1 – Gostaria de partir de um ponto que ainda é
conhecido da maioria dos estudantes e professores de filosofia do direito no
Brasil, que é o debate Hart-Dworkin. Qual é a sua compreensão pessoal do
verdadeiro objeto do debate? E em que ponto do espectro entre descritivo e
normativo você se localiza quanto a teoria do direito?
Kenneth E. Himma |
Tanto
Dworkin quanto Hart consideravam que o debate era entre um antipositivista e um
positivista. As primeiras obras de Dworkin criticavam várias das que ele
considerava serem doutrinas positivistas. Ele atribuía ao positivismo e
criticava as seguintes afirmações: (1) juízes tem uma discricionariedade de
tipo quase legislativo; (2) o direito consiste somente de regras (não de
princípios); (3) os critérios de validade são exauridos por normas convencionais;
e (4) não há conexão conceitual entre direito e moral. As críticas de Dworkin
forçaram os positivistas a esclarecerem várias de suas posições relativas às
quatro afirmações acima e contribuíram bastante para a forma que toma o
positivismo contemporâneo. Sua obra tardia em teoria do direito conceitual,
especialmente a obra-prima de Dworkin, O
Império do Direito, articulou o que ele considerava ser uma terceira teoria
conceitual do direito – o interpretativismo construtivo. De acordo com a visão
de Dworkin, o direito inclui não apenas as regras e padrões que são promulgados
pelas legislaturas e tribunais, mas também os princípios de justiça e equidade
que mostram aquelas regras e padrões à melhor luz moral, o que, para Dworkin,
envolveria fornecer a melhor justificação moral possível para uso estatal de
mecanismos coercivos de aplicação. Ele continuou a negar que os critérios de
validade (ou “fundamentos do direito”, como ele os chama) são exauridos por
regras convencionais (ou “sociais, como Hart as chama) – uma conclusão que ele
tenta justificar por meio do seu argumento famoso (ou infame) do aguilhão
semântico – ao longo de todas as fases de sua carreira.
Considero
muito do que Dworkin tem a dizer sobre decisão judicial e julgamento
convincente se não for interpretado como fazendo afirmações conceituais sobre a
natureza do direito. Construída como uma teoria de como os juízes moralmente
deveriam decidir e caracteristicamente decidem casos, as visões de Dworkin são
eminentemente plausíveis, pelo menos tais como soam para mim. Como uma questão
moral, os juízes deveriam, a meu ver, julgar casos difíceis encontrando a decisão
que melhor justifica o uso dos mecanismos de coerção estatal. Mas, construída
como uma teoria conceitual do direito, a “terceira” teoria de Dworkin não
parece mais plausível que as formas mais fortes de jusnaturalismo. Dworkin
critica, por exemplo, as decisões da Suprema Corte [norte-americana] que
sustentaram as “leis de escravos fugitivos” que requeriam a devolução de “escravos”
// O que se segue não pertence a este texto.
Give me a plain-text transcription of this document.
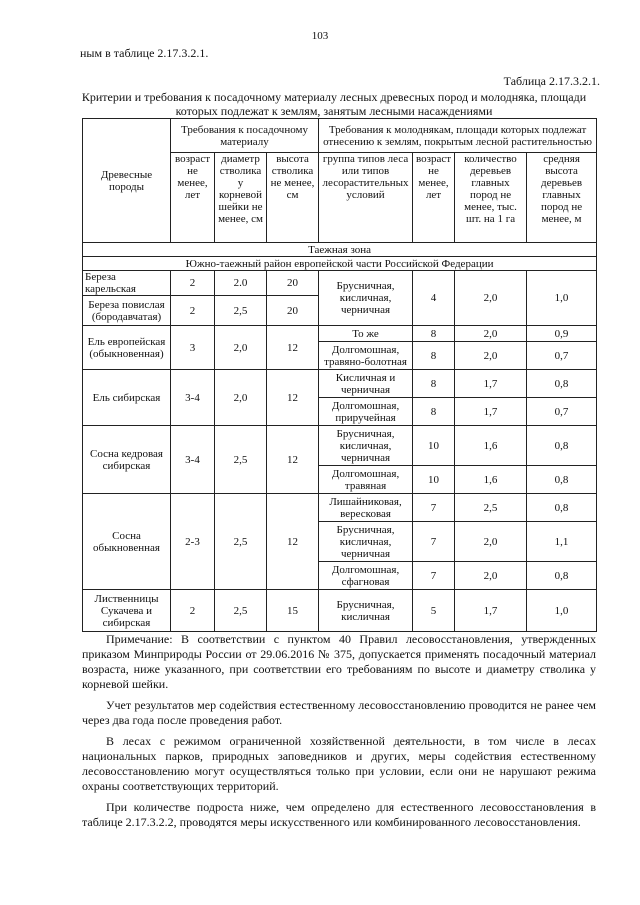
103
ным в таблице 2.17.3.2.1.
Таблица 2.17.3.2.1.
Критерии и требования к посадочному материалу лесных древесных пород и молодняка, площади которых подлежат к землям, занятым лесными насаждениями
Древесные породы	Требования к посадочному материалу			Требования к молоднякам, площади которых подлежат отнесению к землям, покрытым лесной растительностью			
	возраст не менее, лет	диаметр стволика у корневой шейки не менее, см	высота стволика не менее, см	группа типов леса или типов лесорастительных условий	возраст не менее, лет	количество деревьев главных пород не менее, тыс. шт. на 1 га	средняя высота деревьев главных пород не менее, м
Таежная зона							
Южно-таежный район европейской части Российской Федерации							
Береза карельская	2	2.0	20	Брусничная, кисличная, черничная	4	2,0	1,0
Береза повислая (бородавчатая)	2	2,5	20				
Ель европейская (обыкновенная)	3	2,0	12	То же	8	2,0	0,9
				Долгомошная, травяно-болотная	8	2,0	0,7
Ель сибирская	3-4	2,0	12	Кисличная и черничная	8	1,7	0,8
				Долгомошная, приручейная	8	1,7	0,7
Сосна кедровая сибирская	3-4	2,5	12	Брусничная, кисличная, черничная	10	1,6	0,8
				Долгомошная, травяная	10	1,6	0,8
Сосна обыкновенная	2-3	2,5	12	Лишайниковая, вересковая	7	2,5	0,8
				Брусничная, кисличная, черничная	7	2,0	1,1
				Долгомошная, сфагновая	7	2,0	0,8
Лиственницы Сукачева и сибирская	2	2,5	15	Брусничная, кисличная	5	1,7	1,0

Примечание: В соответствии с пунктом 40 Правил лесовосстановления, утвержденных приказом Минприроды России от 29.06.2016 № 375, допускается применять посадочный материал возраста, ниже указанного, при соответствии его требованиям по высоте и диаметру стволика у корневой шейки.

Учет результатов мер содействия естественному лесовосстановлению проводится не ранее чем через два года после проведения работ.

В лесах с режимом ограниченной хозяйственной деятельности, в том числе в лесах национальных парков, природных заповедников и других, меры содействия естественному лесовосстановлению могут осуществляться только при условии, если они не нарушают режима охраны соответствующих территорий.

При количестве подроста ниже, чем определено для естественного лесовосстановления в таблице 2.17.3.2.2, проводятся меры искусственного или комбинированного лесовосстановления.
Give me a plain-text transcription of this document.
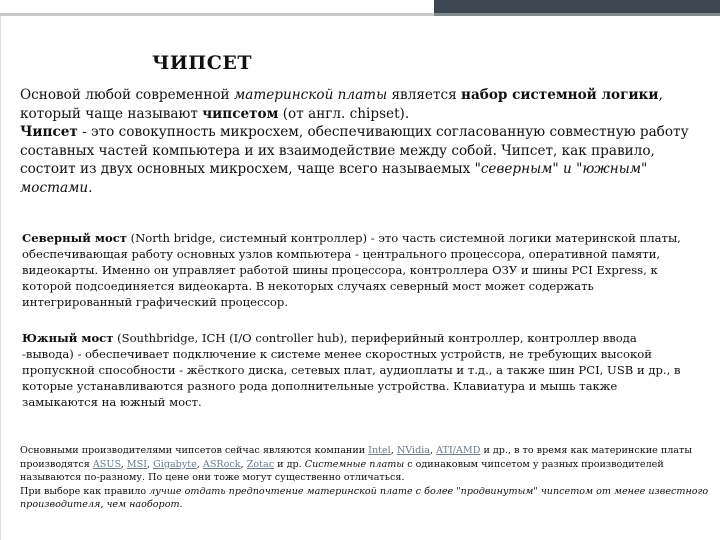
ЧИПСЕТ

Основой любой современной материнской платы является набор системной логики, который чаще называют чипсетом (от англ. chipset).

Чипсет - это совокупность микросхем, обеспечивающих согласованную совместную работу составных частей компьютера и их взаимодействие между собой. Чипсет, как правило, состоит из двух основных микросхем, чаще всего называемых "северным" и "южным" мостами.

Северный мост (North bridge, системный контроллер) - это часть системной логики материнской платы, обеспечивающая работу основных узлов компьютера - центрального процессора, оперативной памяти, видеокарты. Именно он управляет работой шины процессора, контроллера ОЗУ и шины PCI Express, к которой подсоединяется видеокарта. В некоторых случаях северный мост может содержать интегрированный графический процессор.

Южный мост (Southbridge, ICH (I/O controller hub), периферийный контроллер, контроллер ввода -вывода) - обеспечивает подключение к системе менее скоростных устройств, не требующих высокой пропускной способности - жёсткого диска, сетевых плат, аудиоплаты и т.д., а также шин PCI, USB и др., в которые устанавливаются разного рода дополнительные устройства. Клавиатура и мышь также замыкаются на южный мост.

Основными производителями чипсетов сейчас являются компании Intel, NVidia, ATI/AMD и др., в то время как материнские платы производятся ASUS, MSI, Gigabyte, ASRock, Zotac и др. Системные платы с одинаковым чипсетом у разных производителей называются по-разному. По цене они тоже могут существенно отличаться.

При выборе как правило лучше отдать предпочтение материнской плате с более "продвинутым" чипсетом от менее известного производителя, чем наоборот.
foragidos a seus “donos” como sendo um equívoco judicial do ponto de vista de
sua teoria. O problema é – e posso estar terrivelmente enganado a este respeito
– que, se o direito de uma comunidade é, como uma questão conceitual, as leis e
declarações judiciais que fornecem instâncias paradigmáticas do direito,
tomados conjuntamente com os princípios que mostram estas regras existentes em
sua melhor luz moral, as decisões dos tribunais mantendo o direito não estavam
fundados no direito, como deveriam estar, e não contam como direito. Da mesma
forma, se construída como uma teoria conceitual do direito, Dworkin parece
comprometido com defender que, quando os juízes revertem um precedente e
anunciam uma regra conflitante, uma das regras não é (ou não era) direito à
época. Estas teses são tão difíceis de reconciliar com a prática jurídica
ordinária que elas parecem inconsistentes com a ideia de que é nosso conceito de direito que de fato
importa. Nossos conceitos jurídicos, como Raz indica, são formados por nossas práticas
institucionais, linguísticas e jurídicas; por esta razão, Raz sustenta (e eu
concordo), nós não podemos estar sistematicamente enganados sobre o conteúdo
dos nossos conceitos – e a teoria de Dworkin parece sugerir que estamos.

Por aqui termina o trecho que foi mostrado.